第32回 音の抜け

 メールで下のようなご質問を頂きました。

Q.「私の楽器なんですが、左手で操作する部分、(ソラシドあたり)の音と右手の方の部分(ドレミファ)特にオクターブキーを押したあたりのの音がどうしても音質が違うのです。最近これをどうにかしようと努力してきましたが、なんとも上手くいかないので。どうしようか?と思っていたのです。
 抜けは音量のバランスにも影響してきますし。ロングトーンによって音の抜けが変わってくるとありましたが、楽器が変化してくる、ということなんですか?」

今回はこの「音の抜け」について考えてみましょう。


 「この楽器は全体に良くヌケてるね」、「中音のDがツマってるよ」・・・このような会話を耳にした事はありませんか?
楽器の鳴りは常に変化していきます。時間をかけて吹けば吹くほどだんだん金属自体が響きやすくなり、いわゆるヌケる(通る)音へと変わっていくわけです。見た目には金属が変化していく様は分かるものではありませんが、確実にヌケる、ツマるという現象はおきます。ツマる音とは、ベルの中に布を入れて吹いている時のように音がこもったような感じになります。
では、ヌケる、ツマらない楽器へと自分の楽器を育て上げるにはどうしたらよいのでしょうか?

1.ロングトーン

 新しい楽器は、新しい靴と良く似ています。最初は足に馴染まなくてどこか痛かったり歩きにくかったりしますが、履き慣れると靴を履いている事自体を意識しないようになっていきますよね。楽器の場合、毎日吹いたとしても半年から1年くらい経たないといわゆるヌケた状態にはなりません。丁寧に全音域のロングトーンを行い、ムラなく金属を振動させてやる必要があります。ヌケるとは金属自体が息に対して振動し易くなっていき、響きやすくなるということなのです。
楽器をヌクためのロングトーンは特に低音域を意識的に多めにします。やはり管長が長い状態で吹きこむ事によって管全体を振動させる事が出来るからです。かといって高音域をないがしろにしてもいけません。管長が短い状態とは響きにくいということですから、それはそれで別に練習してやる必要があるのです。

2.中音のD

 質問メールにもあるように「中音のD」は木管楽器(フルート、クラリネット等)全体に共通して響きにくいという特徴があります。意識せずに吹いてしまうと音ヌケも悪く「ム〜〜」という感じに聞えてしまいます。構造的に低音と高音の繋ぎ目となる一番中途半端な音なんですね。
中音のDは意識的に喉を開け、明るい響きを作るようなイメージでロングトーンを集中的にしてやる事が必要です。特にサックスの場合、この中音のDは音程も高くなってしまうという構造上の宿命を背負っていますので、ピッチも低めにコントロールしながらヌイていく(音程を作っていく)ことがポイントとなってきます。
また1.で述べたロングトーンをする際にオクターブキーを使用しない左手(ソラシドあたり)の音域の響きを腹圧を掛けて太くして、この中音のDの音圧に近づけてやるという努力も必要です。管長の短い分、音の響きをブレスコントロールで補ってやるわけです。

3.ヌケの良い音を目指すために

 出来るだけ広い空間で吹く機会をつくりましょう。決して大きな音で吹きなさい、という意味ではありません。音は空気振動で伝わるモノですから、なるべく広い空間で空気を振動させて遠達性のある音を体感する事が大切です。例えば2000人くらいのキャパのある大ホールの2階席の一番後ろに座っている人にも、ベルの先から出た音が(例えピアニッシモでも)ナマで直接聞える、というようなイメージです。
自分の周りだけで鳴っている音だけで満足してはいけません。ヌケの良い音はレーザー光のように広がらずにどこまでも飛んでいく、というイメージを持って欲しいのです。

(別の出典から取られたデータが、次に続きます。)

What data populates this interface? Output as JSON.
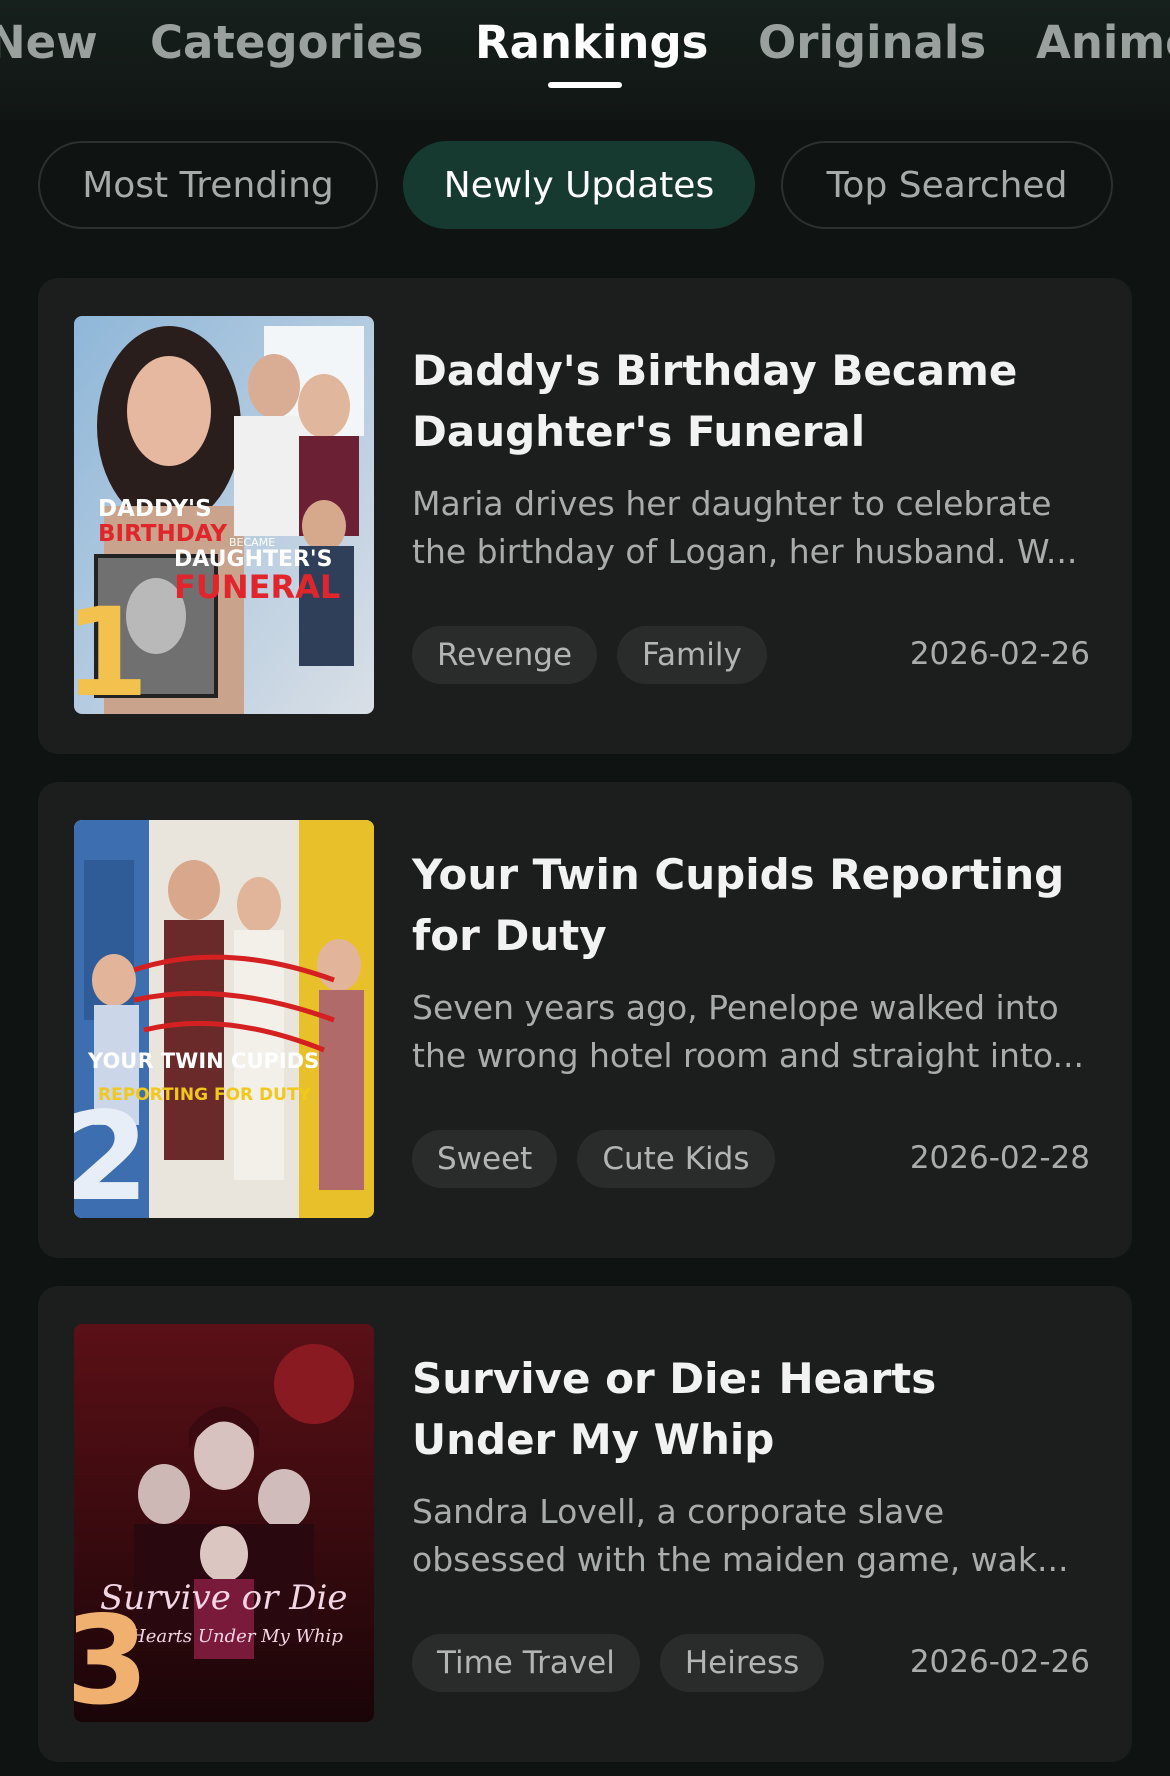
{
  "nav": {
    "tabs": [
      {
        "label": "New"
      },
      {
        "label": "Categories"
      },
      {
        "label": "Rankings"
      },
      {
        "label": "Originals"
      },
      {
        "label": "Anime"
      }
    ],
    "active_tab": "Rankings"
  },
  "filters": {
    "pills": [
      {
        "label": "Most Trending"
      },
      {
        "label": "Newly Updates"
      },
      {
        "label": "Top Searched"
      }
    ],
    "active": "Newly Updates"
  },
  "dramas": [
    {
      "rank": "1",
      "title": "Daddy's Birthday Became Daughter's Funeral",
      "description": "Maria drives her daughter to celebrate the birthday of Logan, her husband. W...",
      "tags": [
        "Revenge",
        "Family"
      ],
      "date": "2026-02-26",
      "cover_text": {
        "line1": "DADDY'S",
        "line2": "BIRTHDAY",
        "line2b": "BECAME",
        "line3": "DAUGHTER'S",
        "line4": "FUNERAL"
      },
      "rank_color": "#f2c14e"
    },
    {
      "rank": "2",
      "title": "Your Twin Cupids Reporting for Duty",
      "description": "Seven years ago, Penelope walked into the wrong hotel room and straight into...",
      "tags": [
        "Sweet",
        "Cute Kids"
      ],
      "date": "2026-02-28",
      "cover_text": {
        "line1": "YOUR TWIN CUPIDS",
        "line2": "REPORTING FOR DUTY"
      },
      "rank_color": "#e8eef8"
    },
    {
      "rank": "3",
      "title": "Survive or Die: Hearts Under My Whip",
      "description": "Sandra Lovell, a corporate slave obsessed with the maiden game, wak...",
      "tags": [
        "Time Travel",
        "Heiress"
      ],
      "date": "2026-02-26",
      "cover_text": {
        "line1": "Survive or Die",
        "line2": "Hearts Under My Whip"
      },
      "rank_color": "#f0b070"
    }
  ]
}
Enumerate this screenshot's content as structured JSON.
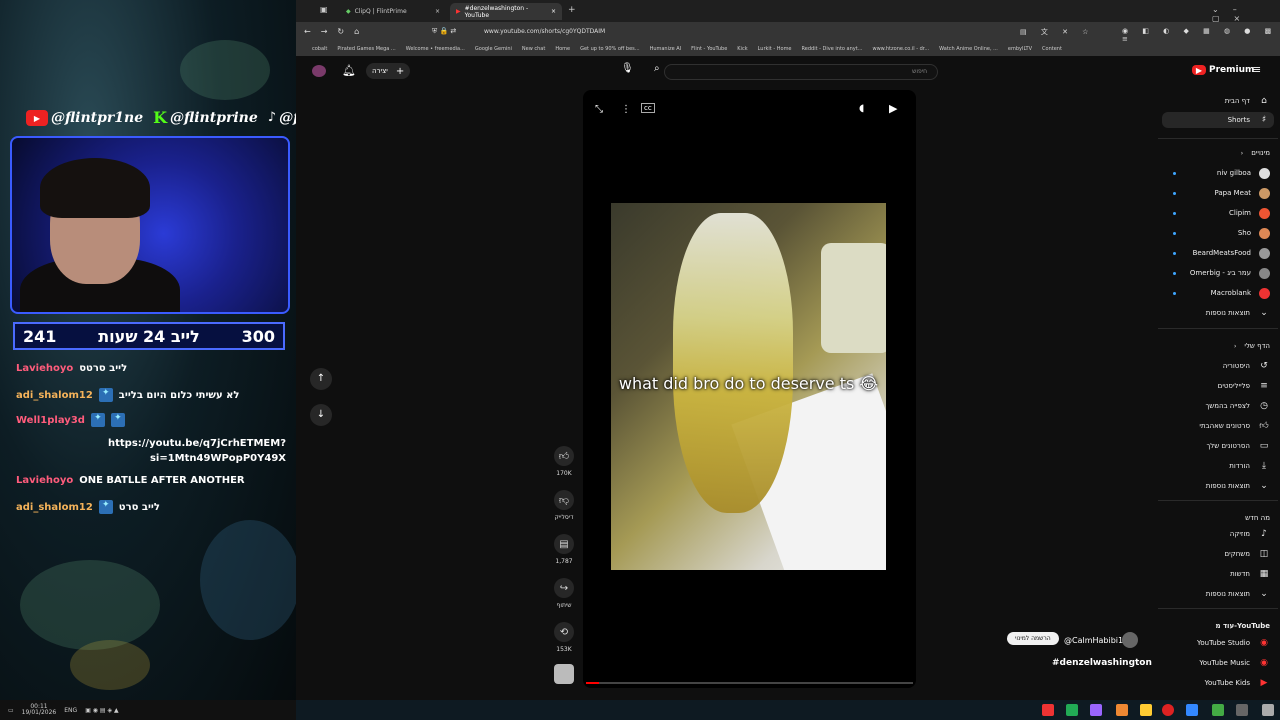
{
  "stream": {
    "social_youtube": "@flintpr1ne",
    "social_kick": "@flintprine",
    "social_tiktok": "@flintprine",
    "counter_left": "241",
    "counter_title": "לייב 24 שעות",
    "counter_right": "300",
    "chat": [
      {
        "user": "Laviehoyo",
        "msg": "לייב סרטס",
        "badges": 0
      },
      {
        "user": "adi_shalom12",
        "msg": "לא עשיתי כלום היום בלייב",
        "badges": 1
      },
      {
        "user": "Well1play3d",
        "msg": "",
        "badges": 2
      },
      {
        "user": "",
        "msg": "https://youtu.be/q7jCrhETMEM?si=1Mtn49WPopP0Y49X",
        "badges": 0
      },
      {
        "user": "Laviehoyo",
        "msg": "ONE BATLLE AFTER ANOTHER",
        "badges": 0
      },
      {
        "user": "adi_shalom12",
        "msg": "לייב סרט",
        "badges": 1
      }
    ],
    "clock_time": "00:11",
    "clock_date": "19/01/2026",
    "lang": "ENG"
  },
  "browser": {
    "tabs": [
      {
        "title": "ClipQ | FlintPrime",
        "active": false
      },
      {
        "title": "#denzelwashington - YouTube",
        "active": true
      }
    ],
    "url": "www.youtube.com/shorts/cg0YQDTDAIM",
    "bookmarks": [
      "cobalt",
      "Pirated Games Mega ...",
      "Welcome • freemedia...",
      "Google Gemini",
      "New chat",
      "Home",
      "Get up to 90% off bes...",
      "Humanize AI",
      "Flint - YouTube",
      "Kick",
      "Lurkit - Home",
      "Reddit - Dive into anyt...",
      "www.htzone.co.il - dr...",
      "Watch Anime Online, ...",
      "embyILTV",
      "Content"
    ]
  },
  "youtube": {
    "create_label": "יצירה",
    "search_placeholder": "חיפוש",
    "logo": "Premium",
    "video_caption": "what did bro do to deserve ts 😂",
    "actions": [
      {
        "icon": "like-icon",
        "label": "170K"
      },
      {
        "icon": "dislike-icon",
        "label": "דיסלייק"
      },
      {
        "icon": "comment-icon",
        "label": "1,787"
      },
      {
        "icon": "share-icon",
        "label": "שיתוף"
      },
      {
        "icon": "remix-icon",
        "label": "153K"
      }
    ],
    "channel": "@CalmHabibi1",
    "subscribe": "הרשמה למינוי",
    "hashtag": "#denzelwashington",
    "sidebar": {
      "home": "דף הבית",
      "shorts": "Shorts",
      "subs_header": "מינויים",
      "subs": [
        "niv gilboa",
        "Papa Meat",
        "Clipim",
        "Sho",
        "BeardMeatsFood",
        "Omerbig - עמר ביג",
        "Macroblank"
      ],
      "show_more": "תוצאות נוספות",
      "you_header": "הדף שלי",
      "you_items": [
        "היסטוריה",
        "פלייליסטים",
        "לצפייה בהמשך",
        "סרטונים שאהבתי",
        "הסרטונים שלך",
        "הורדות"
      ],
      "explore_header": "מה חדש",
      "explore_items": [
        "מוזיקה",
        "משחקים",
        "חדשות"
      ],
      "more_header": "עוד מ-YouTube",
      "more_items": [
        "YouTube Studio",
        "YouTube Music",
        "YouTube Kids"
      ]
    }
  }
}
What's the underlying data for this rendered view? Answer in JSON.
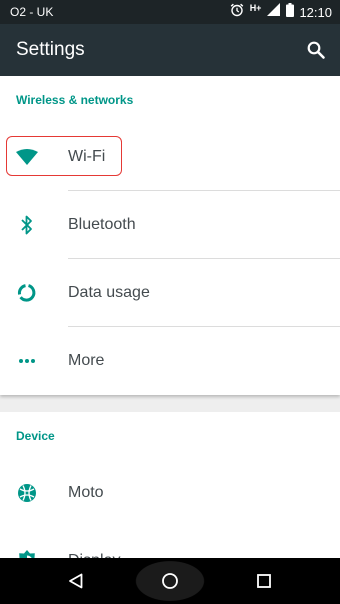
{
  "status_bar": {
    "carrier": "O2 - UK",
    "network_type": "H+",
    "time": "12:10",
    "icons": [
      "alarm-icon",
      "signal-icon",
      "battery-icon"
    ]
  },
  "app_bar": {
    "title": "Settings",
    "action_icon": "search-icon"
  },
  "sections": [
    {
      "header": "Wireless & networks",
      "items": [
        {
          "label": "Wi-Fi",
          "icon": "wifi-icon",
          "highlighted": true
        },
        {
          "label": "Bluetooth",
          "icon": "bluetooth-icon"
        },
        {
          "label": "Data usage",
          "icon": "data-usage-icon"
        },
        {
          "label": "More",
          "icon": "more-icon"
        }
      ]
    },
    {
      "header": "Device",
      "items": [
        {
          "label": "Moto",
          "icon": "moto-icon"
        },
        {
          "label": "Display",
          "icon": "display-icon"
        }
      ]
    }
  ],
  "nav_bar": {
    "buttons": [
      "back-icon",
      "home-icon",
      "recents-icon"
    ]
  },
  "colors": {
    "accent": "#009688",
    "app_bar": "#263238",
    "status_bar": "#1d2427",
    "highlight": "#e53935",
    "label": "#444b4f"
  }
}
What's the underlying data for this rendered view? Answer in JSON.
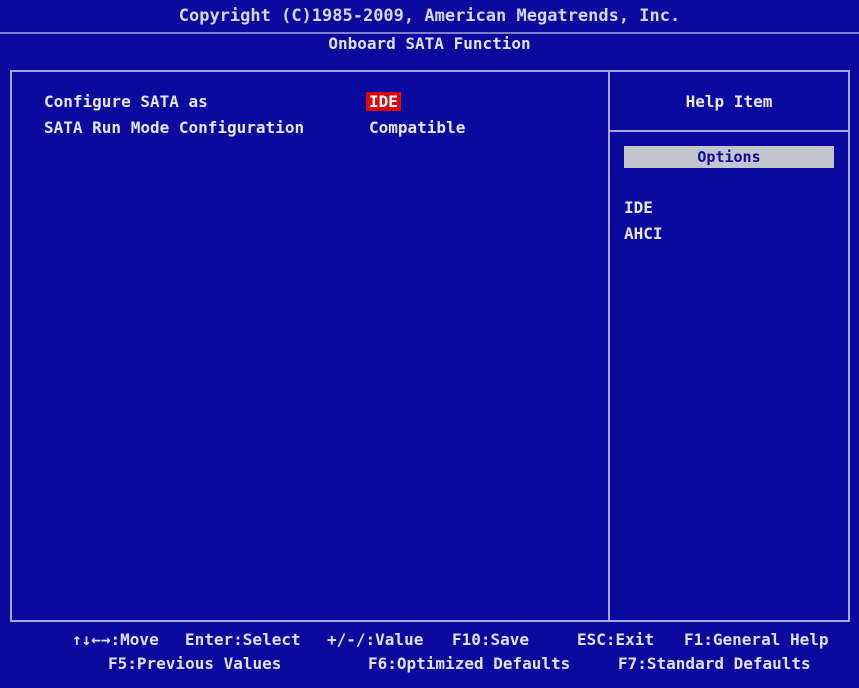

 楽器は吹き手が育て上げる物です。音ヌケの良し悪し、音程、音色などどれを取っても楽器のせいではなく、吹き手の問題の方が多いと私は思います。この問題は単にロングトーンをすれば良い、と言うことではなく、あらゆる奏法とも密接な関係があります。
皆さんも、改めて自分の楽器を吹くときに客観的に音を聴いて、ツマった音や変な音程の音がないかどうかチェックしてみて下さい。
 また、楽器を倒したり、落としたりするとその衝撃で金属の振動の伝達経路が壊されてしまい、せっかく育て上げた楽器の鳴りが全く変わってしまうということも良くありますので、取り扱いにはくれぐれも注意しましょう。

 余談ですが、現行の楽器は昔の楽器(セルマーでいうとMarkVIやMarkVII)に比べるとヌケるまでの時間が大分少なくてすむような気がします。これが良いのか悪いのかはまた一論争ある所ですが、昔の楽器は買ったその日にステージに持って上がれるような物ではなかったな〜(独り言でした)。